To best cater for the needs of your elderly feline, there are other ageing changes to be aware of:
Reduced vision and increased sensitivity to bright light may mean your cat is easily startled and takes longer to cope with any changes in the house, such as moving of furniture.
Loss of hearing may also contribute to your cat being more easily startled. Often deaf cats will cry during the night or when left alone.
Reduced sense of taste and smell may lead to a loss of appetite and change in food preferences.
Heart and/or lung changes may contribute to reduced activity.
Gut function may decline necessitating a highly digestible and calorific diet.
Mild constipation is also common, in part due to mild dehydration and/or reluctance to use the litter tray or go outdoors.
Diminished bone and cartilage quality leads to painful stiff joints and reduced mobility.
Muscle wastage can result in weakness and contribute to reduced mobility.
Overgrown and brittle claws require regular trimming.
Altered behaviour and apparent senility, because of ageing changes in the brain, often leave the cat disorientated and reluctant to interact with family members and other pets.
Thinning of the skin and reduced coat quality mean the older cat may need help with grooming.
Decline in immune function, because of chronic disease, leads to increased susceptibility to infection
How you can help
Ensure your older feline has easy access to all resources – food, water, and litter boxes. Place them in several locations around the house, so your cat never has to travel too far. Litter boxes should be wide and shallow to help your cat enter and leave with ease.
Create steps using chairs, stools, or boxes, so that your cat can easily access his favourite resting spots without having to jump too high. Give your cat quiet, undisturbed resting areas where he can escape other pets or children if he wishes.

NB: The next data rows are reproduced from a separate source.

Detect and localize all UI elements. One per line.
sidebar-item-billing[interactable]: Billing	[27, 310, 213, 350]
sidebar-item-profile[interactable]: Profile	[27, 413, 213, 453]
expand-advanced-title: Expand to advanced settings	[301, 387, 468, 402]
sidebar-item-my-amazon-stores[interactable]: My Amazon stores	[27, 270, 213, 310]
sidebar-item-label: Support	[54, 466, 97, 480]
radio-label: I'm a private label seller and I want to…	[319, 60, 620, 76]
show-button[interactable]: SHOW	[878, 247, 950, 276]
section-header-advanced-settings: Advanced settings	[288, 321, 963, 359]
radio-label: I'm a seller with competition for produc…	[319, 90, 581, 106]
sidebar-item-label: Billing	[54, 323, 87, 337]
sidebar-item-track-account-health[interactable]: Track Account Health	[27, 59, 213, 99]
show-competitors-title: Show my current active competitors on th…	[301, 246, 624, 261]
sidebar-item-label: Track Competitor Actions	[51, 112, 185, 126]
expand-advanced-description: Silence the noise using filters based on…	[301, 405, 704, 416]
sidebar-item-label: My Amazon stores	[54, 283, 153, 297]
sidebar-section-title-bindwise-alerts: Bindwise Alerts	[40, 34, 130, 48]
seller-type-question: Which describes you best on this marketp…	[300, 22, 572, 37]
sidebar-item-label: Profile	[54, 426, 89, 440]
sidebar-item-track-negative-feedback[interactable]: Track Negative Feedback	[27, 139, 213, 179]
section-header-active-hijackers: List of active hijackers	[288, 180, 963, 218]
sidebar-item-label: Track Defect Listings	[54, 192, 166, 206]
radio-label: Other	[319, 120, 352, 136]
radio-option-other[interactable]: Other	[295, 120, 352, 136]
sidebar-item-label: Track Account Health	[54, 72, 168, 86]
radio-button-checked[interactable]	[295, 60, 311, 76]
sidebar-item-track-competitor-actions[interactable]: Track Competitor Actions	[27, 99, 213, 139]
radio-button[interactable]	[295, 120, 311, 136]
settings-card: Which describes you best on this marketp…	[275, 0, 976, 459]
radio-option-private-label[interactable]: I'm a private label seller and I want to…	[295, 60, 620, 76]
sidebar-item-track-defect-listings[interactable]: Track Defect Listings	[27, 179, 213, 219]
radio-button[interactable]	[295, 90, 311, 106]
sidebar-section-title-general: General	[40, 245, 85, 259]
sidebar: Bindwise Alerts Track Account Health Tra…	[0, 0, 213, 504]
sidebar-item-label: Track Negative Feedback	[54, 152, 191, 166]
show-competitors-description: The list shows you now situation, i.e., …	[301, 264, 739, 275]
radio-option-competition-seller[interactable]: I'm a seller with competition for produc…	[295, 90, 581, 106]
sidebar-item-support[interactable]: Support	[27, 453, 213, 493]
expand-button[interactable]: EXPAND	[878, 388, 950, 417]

Studies show that most cats over the age of 12 have a decreased ability to digest fat, and about 20 percent of cats over age 12 have a decreased ability to digest protein. Older cats, especially if underweight, can benefit from a diet with increased levels of high-quality protein and fat. Although some age-related problems respond favourably to increased fibre intake, feeding high-fibre foods is not recommended across the board for all senior cats, in part because fibre may decrease the absorption of some essential nutrients.
You should feed specialised commercial cat foods for mature and senior cats to ensure their nutritional needs are being met.
Older cats often don’t drink enough water. Especially if the cat has impaired kidney function, as some older cats do, this can lead to dehydration. Offering wet food and placing additional bowls of fresh water throughout the house may help increase your cat’s water intake.